Simone Kelly and her mother’s relationship was far from smooth when Nina was alive. After her death, things were no less rocky. “I no longer run my mother’s estate,” she says flatly. “The legal proceedings took a lot out of me. I did the best I could for the amount of time I was administrating; by the time I resigned I was choking on it.”
Instead, she decided to put her “devotion and love” into this film. She wanted to set the record straight on the one issue that people have overlooked, ignored or just been ignorant of – that Nina Simone was first and foremost a classically trained musician. “That was her terra firma . . . every piece of music she played had a classical nuance.” Hearing her mother described as a “jazz artist” is like “being punched in the stomach”.

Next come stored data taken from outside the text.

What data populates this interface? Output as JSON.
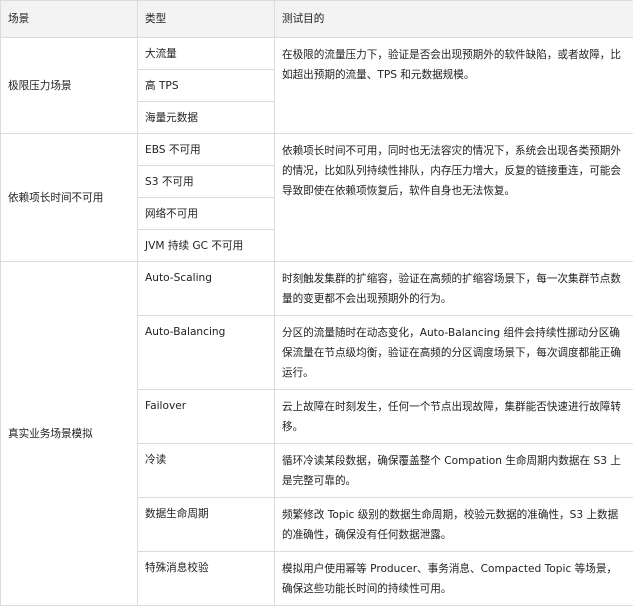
{
  "table": {
    "headers": [
      "场景",
      "类型",
      "测试目的"
    ],
    "groups": [
      {
        "scenario": "极限压力场景",
        "types": [
          "大流量",
          "高 TPS",
          "海量元数据"
        ],
        "purpose": "在极限的流量压力下，验证是否会出现预期外的软件缺陷，或者故障，比如超出预期的流量、TPS 和元数据规模。"
      },
      {
        "scenario": "依赖项长时间不可用",
        "types": [
          "EBS 不可用",
          "S3 不可用",
          "网络不可用",
          "JVM 持续 GC 不可用"
        ],
        "purpose": "依赖项长时间不可用，同时也无法容灾的情况下，系统会出现各类预期外的情况，比如队列持续性排队，内存压力增大，反复的链接重连，可能会导致即使在依赖项恢复后，软件自身也无法恢复。"
      },
      {
        "scenario": "真实业务场景模拟",
        "rows": [
          {
            "type": "Auto-Scaling",
            "purpose": "时刻触发集群的扩缩容，验证在高频的扩缩容场景下，每一次集群节点数量的变更都不会出现预期外的行为。"
          },
          {
            "type": "Auto-Balancing",
            "purpose": "分区的流量随时在动态变化，Auto-Balancing 组件会持续性挪动分区确保流量在节点级均衡，验证在高频的分区调度场景下，每次调度都能正确运行。"
          },
          {
            "type": "Failover",
            "purpose": "云上故障在时刻发生，任何一个节点出现故障，集群能否快速进行故障转移。"
          },
          {
            "type": "冷读",
            "purpose": "循环冷读某段数据，确保覆盖整个 Compation 生命周期内数据在 S3 上是完整可靠的。"
          },
          {
            "type": "数据生命周期",
            "purpose": "频繁修改 Topic 级别的数据生命周期，校验元数据的准确性，S3 上数据的准确性，确保没有任何数据泄露。"
          },
          {
            "type": "特殊消息校验",
            "purpose": "模拟用户使用幂等 Producer、事务消息、Compacted Topic 等场景，确保这些功能长时间的持续性可用。"
          }
        ]
      }
    ]
  }
}
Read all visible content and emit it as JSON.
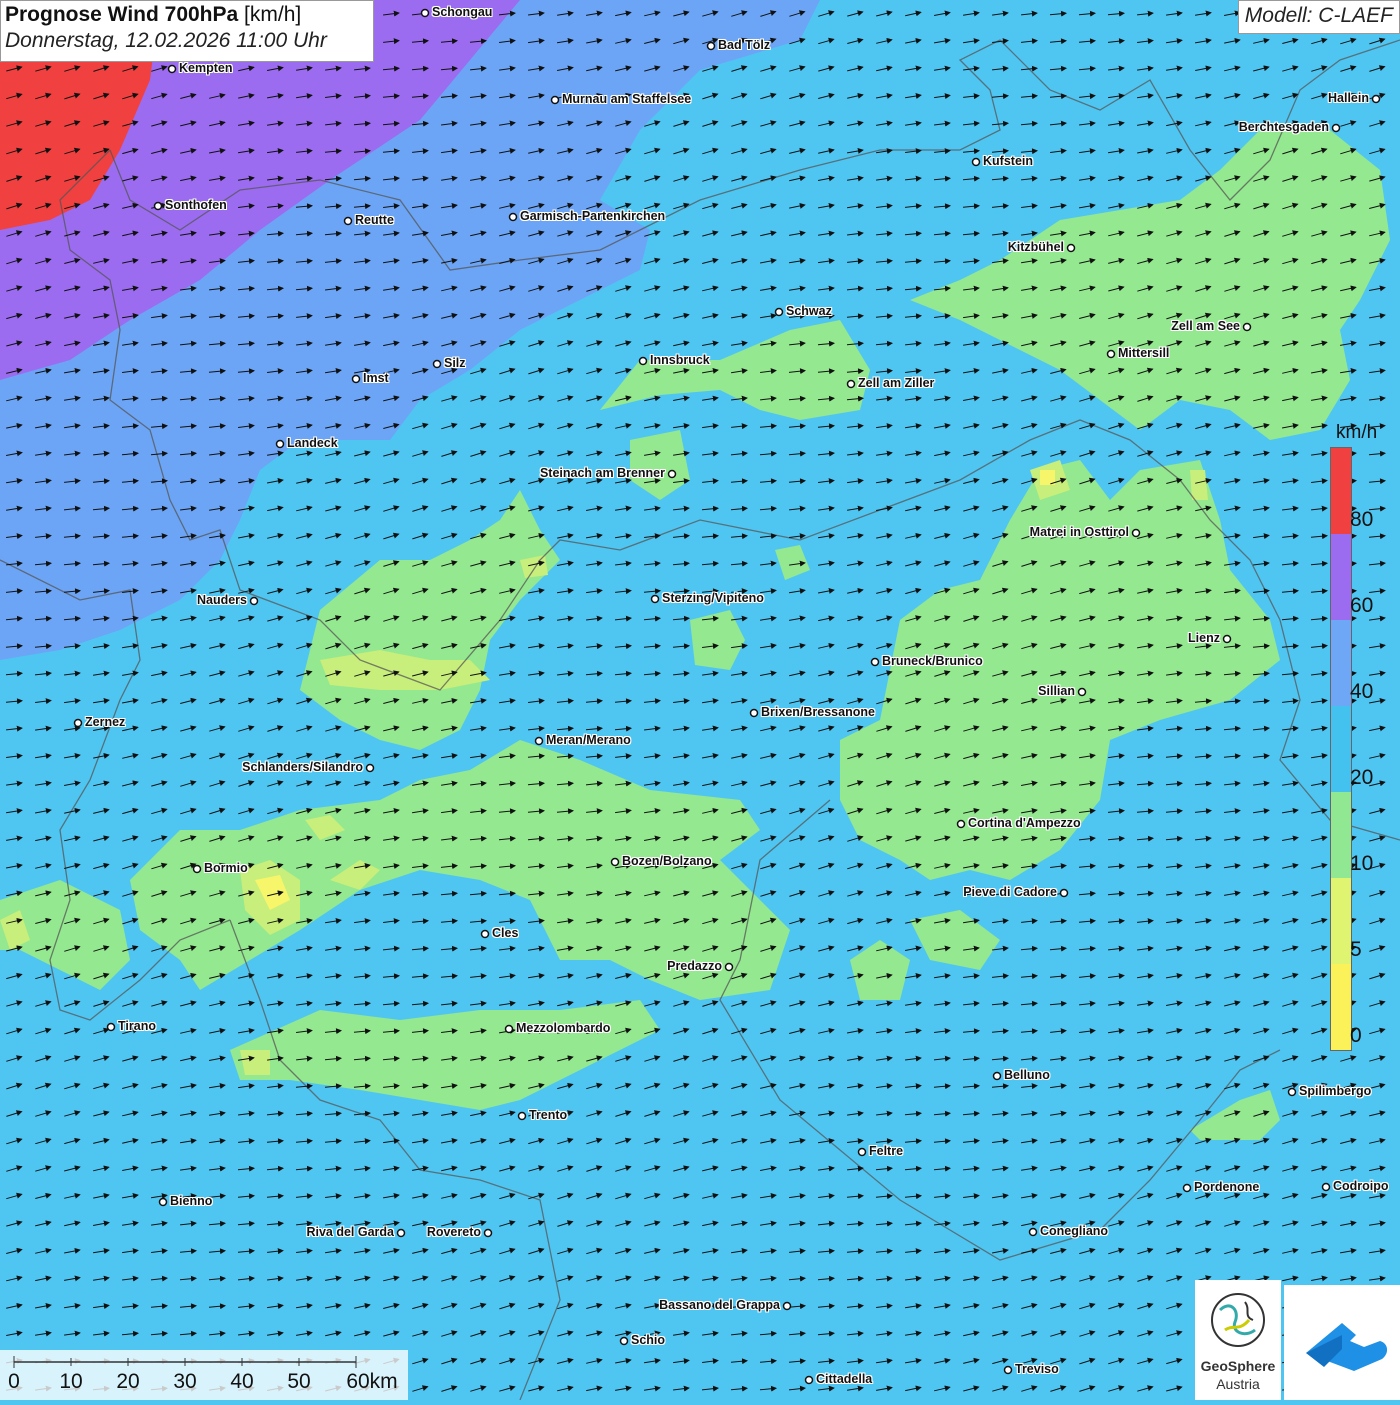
{
  "title": {
    "main": "Prognose Wind 700hPa",
    "unit": "[km/h]",
    "datetime": "Donnerstag, 12.02.2026 11:00 Uhr"
  },
  "model": "Modell: C-LAEF",
  "legend": {
    "unit": "km/h",
    "labels": [
      "80",
      "60",
      "40",
      "20",
      "10",
      "5",
      "0"
    ],
    "colors": [
      "#f04040",
      "#9b6cf0",
      "#6da7f6",
      "#43c1ef",
      "#90e893",
      "#dff571",
      "#fbf25a"
    ]
  },
  "scale_bar": {
    "labels": [
      "0",
      "10",
      "20",
      "30",
      "40",
      "50",
      "60km"
    ]
  },
  "colors": {
    "wind_0_5": "#f7f56a",
    "wind_5_10": "#c8ee7b",
    "wind_10_20": "#94e88f",
    "wind_20_40": "#4fc6f2",
    "wind_40_60": "#6ca5f5",
    "wind_60_80": "#9b6cf0",
    "wind_80_plus": "#f04040"
  },
  "cities": [
    {
      "name": "Schongau"
    },
    {
      "name": "Bad Tölz"
    },
    {
      "name": "Kempten"
    },
    {
      "name": "Murnau am Staffelsee"
    },
    {
      "name": "Hallein"
    },
    {
      "name": "Berchtesgaden"
    },
    {
      "name": "Kufstein"
    },
    {
      "name": "Sonthofen"
    },
    {
      "name": "Reutte"
    },
    {
      "name": "Garmisch-Partenkirchen"
    },
    {
      "name": "Kitzbühel"
    },
    {
      "name": "Schwaz"
    },
    {
      "name": "Zell am See"
    },
    {
      "name": "Mittersill"
    },
    {
      "name": "Innsbruck"
    },
    {
      "name": "Silz"
    },
    {
      "name": "Imst"
    },
    {
      "name": "Zell am Ziller"
    },
    {
      "name": "Landeck"
    },
    {
      "name": "Steinach am Brenner"
    },
    {
      "name": "Matrei in Osttirol"
    },
    {
      "name": "Nauders"
    },
    {
      "name": "Sterzing/Vipiteno"
    },
    {
      "name": "Lienz"
    },
    {
      "name": "Bruneck/Brunico"
    },
    {
      "name": "Sillian"
    },
    {
      "name": "Zernez"
    },
    {
      "name": "Brixen/Bressanone"
    },
    {
      "name": "Meran/Merano"
    },
    {
      "name": "Schlanders/Silandro"
    },
    {
      "name": "Cortina d'Ampezzo"
    },
    {
      "name": "Bozen/Bolzano"
    },
    {
      "name": "Bormio"
    },
    {
      "name": "Pieve di Cadore"
    },
    {
      "name": "Cles"
    },
    {
      "name": "Predazzo"
    },
    {
      "name": "Tirano"
    },
    {
      "name": "Mezzolombardo"
    },
    {
      "name": "Belluno"
    },
    {
      "name": "Spilimbergo"
    },
    {
      "name": "Trento"
    },
    {
      "name": "Feltre"
    },
    {
      "name": "Pordenone"
    },
    {
      "name": "Codroipo"
    },
    {
      "name": "Bienno"
    },
    {
      "name": "Riva del Garda"
    },
    {
      "name": "Rovereto"
    },
    {
      "name": "Conegliano"
    },
    {
      "name": "Bassano del Grappa"
    },
    {
      "name": "Schio"
    },
    {
      "name": "Treviso"
    },
    {
      "name": "Cittadella"
    }
  ],
  "logo": {
    "name": "GeoSphere",
    "sub": "Austria"
  }
}
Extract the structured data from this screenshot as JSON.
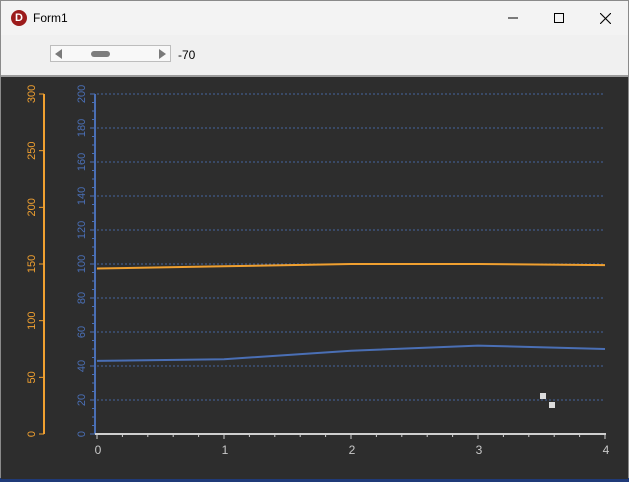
{
  "window": {
    "title": "Form1",
    "app_icon_glyph": "D",
    "app_icon": "delphi-logo-icon",
    "controls": [
      "minimize-icon",
      "maximize-icon",
      "close-icon"
    ]
  },
  "toolbar": {
    "scroll_value": "-70"
  },
  "chart_data": {
    "type": "line",
    "background": "#2d2d2d",
    "grid": true,
    "x": [
      0,
      1,
      2,
      3,
      4
    ],
    "x_ticks": [
      "0",
      "1",
      "2",
      "3",
      "4"
    ],
    "xlim": [
      0,
      4
    ],
    "axes": [
      {
        "id": "left_outer",
        "color": "#f0a030",
        "range": [
          0,
          300
        ],
        "ticks": [
          "0",
          "50",
          "100",
          "150",
          "200",
          "250",
          "300"
        ]
      },
      {
        "id": "left_inner",
        "color": "#4a6fb5",
        "range": [
          0,
          200
        ],
        "ticks": [
          "0",
          "20",
          "40",
          "60",
          "80",
          "100",
          "120",
          "140",
          "160",
          "180",
          "200"
        ]
      }
    ],
    "series": [
      {
        "axis": "left_outer",
        "color": "#f0a030",
        "values": [
          146,
          148,
          150,
          150,
          149
        ]
      },
      {
        "axis": "left_inner",
        "color": "#4a6fb5",
        "values": [
          43,
          44,
          49,
          52,
          50
        ]
      }
    ]
  }
}
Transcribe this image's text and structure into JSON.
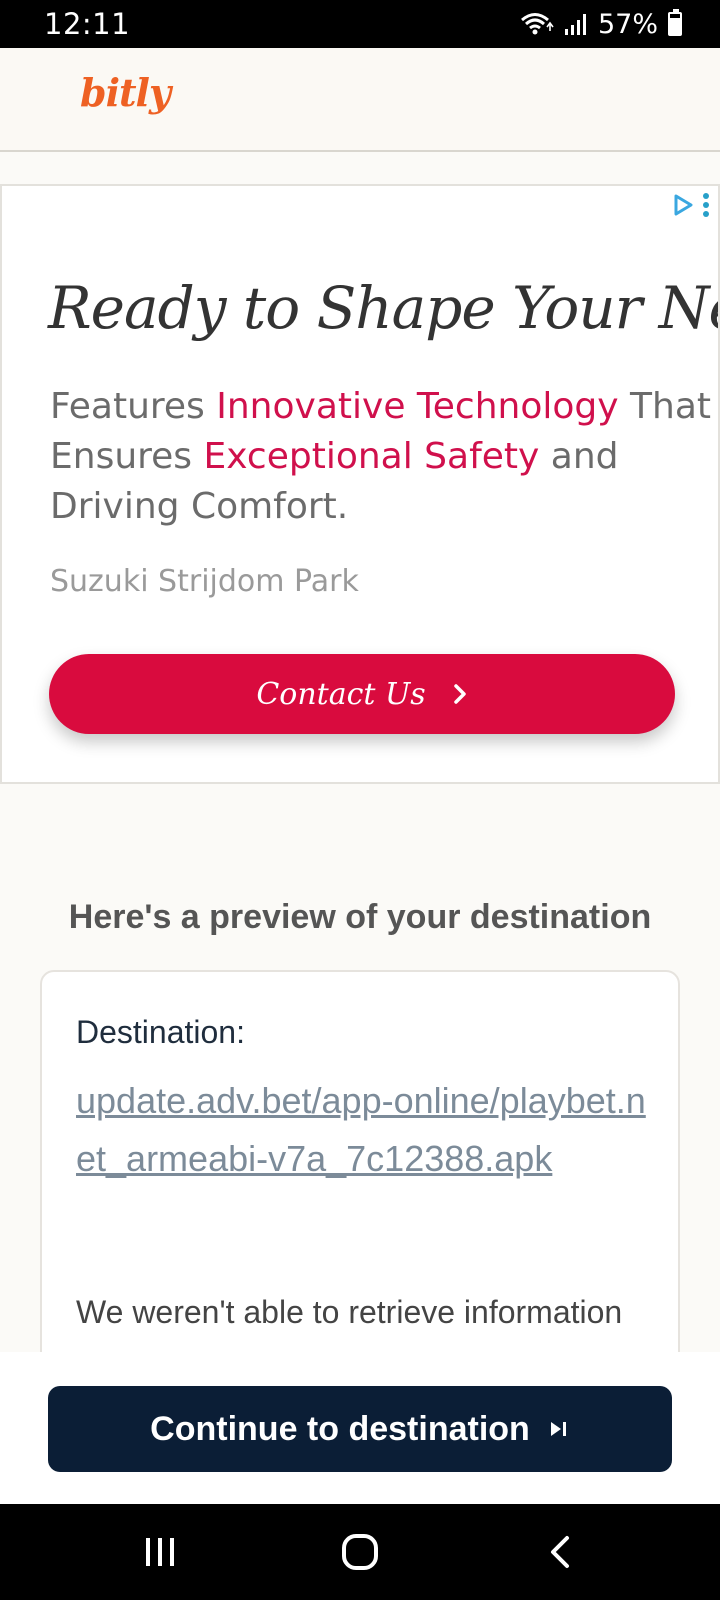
{
  "status_bar": {
    "time": "12:11",
    "battery": "57%",
    "icons": [
      "wifi-icon",
      "signal-icon",
      "battery-icon"
    ]
  },
  "header": {
    "logo_text": "bitly",
    "logo_color": "#ee6123"
  },
  "ad": {
    "headline": "Ready to Shape Your New",
    "body_parts": {
      "p1": "Features ",
      "hl1": "Innovative Technology",
      "p2": " That",
      "p3": "Ensures ",
      "hl2": "Exceptional Safety",
      "p4": " and",
      "p5": "Driving Comfort."
    },
    "advertiser": "Suzuki Strijdom Park",
    "cta_label": "Contact Us",
    "cta_color": "#d90b3e",
    "highlight_color": "#d0104c"
  },
  "preview": {
    "heading": "Here's a preview of your destination",
    "destination_label": "Destination:",
    "destination_url": "update.adv.bet/app-online/playbet.net_armeabi-v7a_7c12388.apk",
    "info_text": "We weren't able to retrieve information about"
  },
  "continue_button": {
    "label": "Continue to destination",
    "color": "#0b1e36"
  },
  "nav_bar": {
    "icons": [
      "recent-apps-icon",
      "home-icon",
      "back-icon"
    ]
  }
}
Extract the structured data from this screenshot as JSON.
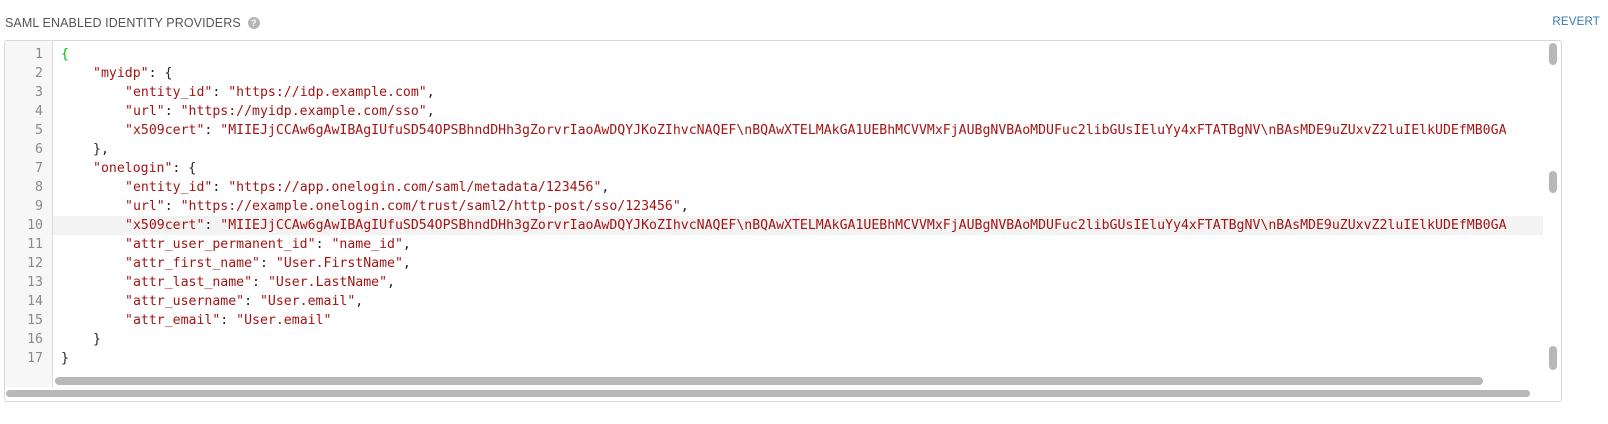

A biopic of Simone is in the works, directed by Cynthia Mort and starring Zoe Saldana.
“Everything about this has been tainted and wrong from the beginning,” says Simone Kelly. The biopic’s premise, she says, is built around a love story (between her mother and her former caretaker Clifton Henderson) that never existed.
"Clifton Henderson was gay. He loved men; he was in a long-term relationship. Why would you call this a biopic and further spread misinformation and lies about my mother?"
Simone Kelly is visibly pleased her project has beaten them to it, and describes how she “danced around the room” after seeing the first edit of Garbus’s film. “My promise to my mother on her deathbed was fulfilled . . . my job is done.” Finally, she says, she knows how it feels to be free.
- What Happened, Miss Simone? is out now on Netflix
SNIPPETS OF SIMONE: 6 THINGS YOU MIGHT NOT KNOW
- The film's title What Happened, Miss Simone? is taken from a 1970 article written by Maya Angelou in Redbook magazine, which asks: "What happened to your big eyes that quickly veil to hide the loneliness? To your voice, that has so little tenderness, yet overflows with your commitment to the battle of Life?"
- Simone's mother, a Methodist minister; and her father, a handyman, noticed that aged three their daughter was able to play music on piano by ear.
- In 1954, in need of money, she took a job playing at The Midtown Bar and Grill in Atlantic City, but never told her parents, fearing her religious mother's disapproval.
- Her protest song Mississippi Goddam was rejected by southern radio stations, and boxes of the records were returned broken into pieces.
- Simone's work rate was extraordinary. She recorded almost 500 songs and 60 albums.
- In 2003 the Curtis Institute of Philadelphia, the music school that rejected Simone as a student, awarded her an honorary diploma.